Beitragvon baulemann » 19. Feb 2011 12:26

Hi,

ich beobachte immer häufiger, dass Diskussionsbeiträge scheinbar nur den Sinn und den Zweck haben, andere Diskussionsteilnehmer "runter" zu machen.
Aktuelles Beispiel ist die Diskussion über die Erklärung "Passe".

Jedermann kann in der ISkO nachlesen und findet im Vorwort die Bemerkung

Die Skatordnung bildet die Grundlage für alle regeltechnischen Entscheidungen. Ihre strikte Einhaltung ist allererste Voraussetzung dafür, Streitfälle und Unstimmigkeiten zu vermeiden.


Es gibt in dieser ISkO an keiner Stelle einen Paragrafen, jedenfalls habe ich keinen gefunden, der erklärt, wie ein Spieler sein "Einpassen" vorzutragen hat.

Ich frage mich, warum einige Beiträge bereits wieder zu "Rundumschlägen" ausufern.

Vielleicht hilft ein kleiner Denkanstoss.
Ich zitiere aus "Edward de Bono's Denkschule", ISBN 3-478-81105-8, erschienen 1990 im mvg-Verlag, München, Seite 16ff:

Die Intelligenzfalle
In der Tat scheint es um gewisse Dinge schlimmer bestellt zu sein, als ich oben erwähnte. Hoch intelligente Menschen können sich als schlechte Denker erweisen. Sie mögen ebensoviel Training ihrer Denkfertigkeit benötigen wie andere Menschen, manchmal sogar mehr. Dies ist die fast vollständige Umkehrung der Ansicht, sehr intelligente Menschen seien automatisch gute Denker. Wir (vom Cognitive Research Trust, einer Stiftung zur Förderung der kognitiven Forschung) nannten dies daher die "Intelligenzfalle". Sie setzt sich aus vielen Komponenten zusammen, und ich werde einige ihrer Bestandteile nachstehend aufführen. Einige Elemente sind soziologischer Natur, andere praktisch wirksam, wieder andere sind physicher Art.
1. Ein hoch intelligenter Mensch kann für praktisch jede Ansicht einen rationalen und wohl argumentierten Fall konstruieren. Je logischer sich ihm ein spezieller Standpunkt darstellt, desto weniger fühlt sich der Nachdenkende veranlasst, der Sache auf den Grund zu gehen. Er kann so zum Gefangenen einer gewissen Situation werden nur aufgrund der Tatsache, dass er sie vertritt und unterstützt.
2. In der Schule wie auch im späteren Leben hält man häufig verbale Gewandheit fälschlich für Denken.

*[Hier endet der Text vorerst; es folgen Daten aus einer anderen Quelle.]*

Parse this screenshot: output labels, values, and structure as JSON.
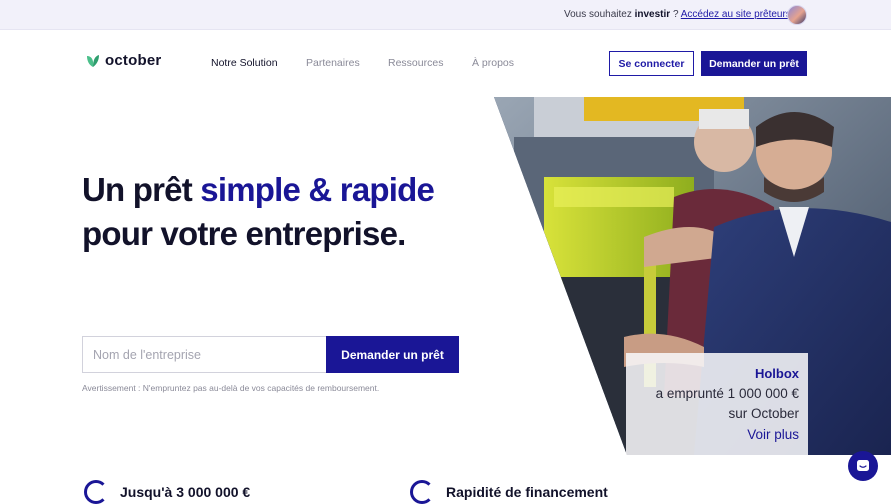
{
  "topbar": {
    "prefix": "Vous souhaitez ",
    "prefix_bold": "investir",
    "suffix": " ? ",
    "link": "Accédez au site prêteurs"
  },
  "brand": {
    "name": "october",
    "accent": "#1a1696",
    "logo_green": "#4bbf8a"
  },
  "nav": {
    "items": [
      {
        "label": "Notre Solution",
        "active": true
      },
      {
        "label": "Partenaires",
        "active": false
      },
      {
        "label": "Ressources",
        "active": false
      },
      {
        "label": "À propos",
        "active": false
      }
    ],
    "login": "Se connecter",
    "cta": "Demander un prêt"
  },
  "hero": {
    "title_part1": "Un prêt ",
    "title_accent": "simple & rapide",
    "title_part2": "pour votre entreprise.",
    "input_placeholder": "Nom de l'entreprise",
    "button": "Demander un prêt",
    "disclaimer": "Avertissement : N'empruntez pas au-delà de vos capacités de remboursement."
  },
  "testimonial": {
    "company": "Holbox",
    "line1": "a emprunté 1 000 000 €",
    "line2": "sur October",
    "link": "Voir plus"
  },
  "features": [
    {
      "label": "Jusqu'à 3 000 000 €",
      "icon": "check-circle-icon"
    },
    {
      "label": "Rapidité de financement",
      "icon": "check-circle-icon"
    }
  ],
  "chat": {
    "icon": "chat-icon"
  }
}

Ein intelligenter Mensch verfällt diesem Glauben und ist so versucht, das eine durch das andere zu ersetzen, das heisst das Denken mehr seiner verbalen Gewandheit zu überlassen.
3. Das Ego, das Bild seiner selbst sowie der Sonderstatus eines hoch intelligenten Menschen basieren allzu häufig auf der Intelligenz. Daraus entsteht das Bedürfnis, stets recht zu haben und klug und anerkannt zu sein.
4. Die kritische Anwendung von Intelligenz führt stets zu grösserer unmittelbarer Zufriedenheit als ihr konstruktiver Einsatz. Jemandem nachzuweisen, er liege falsch, verschafft ein sofortiges Erfolgserlebnis und gewährt das Gefühl von Überlegenheit. Zustimmung hingegen verleiht den Eindruck von Überflüssigkeit und Schmeichelei. Legt man eine Idee dar, liefert man sich der Gnade oder Ungnade dessen aus, von dem man zur Bewertung dieses Gedankens abhängig ist. Auf diese Weise sind allzu viele brillante Köpfe in dieser negativen Haltung erstarrt (da sie so verlockend ist).
5. Hoch intelligente Menschen scheinen häufig die Gewissheit des Reaktionsdenken (das Lösen von Rätseln oder das Aussortieren von Daten und Angaben) vorzuziehen, wobei ihnen eine Menge Material vorgelegt wird, und sie dann gebeten werden, darauf zu "reagieren". Wir nennen dies den "Everst-Effekt", da das blosse Vorhandensein eines schwer begehbaren Berges für sehr gute Bergsteiger Anlass genug ist, sich davon angesprochen zu fühlen und zu reagieren. Bei projekt-orientiertem Denken muss der Denker den Zusammenhang, die Begriffe und die Ziele schaffen. Das Denken muss expansiv und spekulativ sein. Aufgrund der natürlichen Neigung oder möglicherweise aufgrund eines frühen Trainings scheint ein Verstand mit hohem Intelligenzgrad die reagierende Denkart vorzuziehen. Das wirkliche Leben erfordert jedoch normalerweise eher die projekt-orientierte Denkart.
6. Die blosse physische Schnelligkeit eines hoch intelligenten Verstandes bewirkt, dass er Schlüsse aus nur wenigen Signalmerkmalen zieht. Ein langsamer Verstand benötigt mehr Zeit und mehr Signale; möglicherweise kommt er dann zu einer Schlussfolgerung, die dem Problem angemessener ist.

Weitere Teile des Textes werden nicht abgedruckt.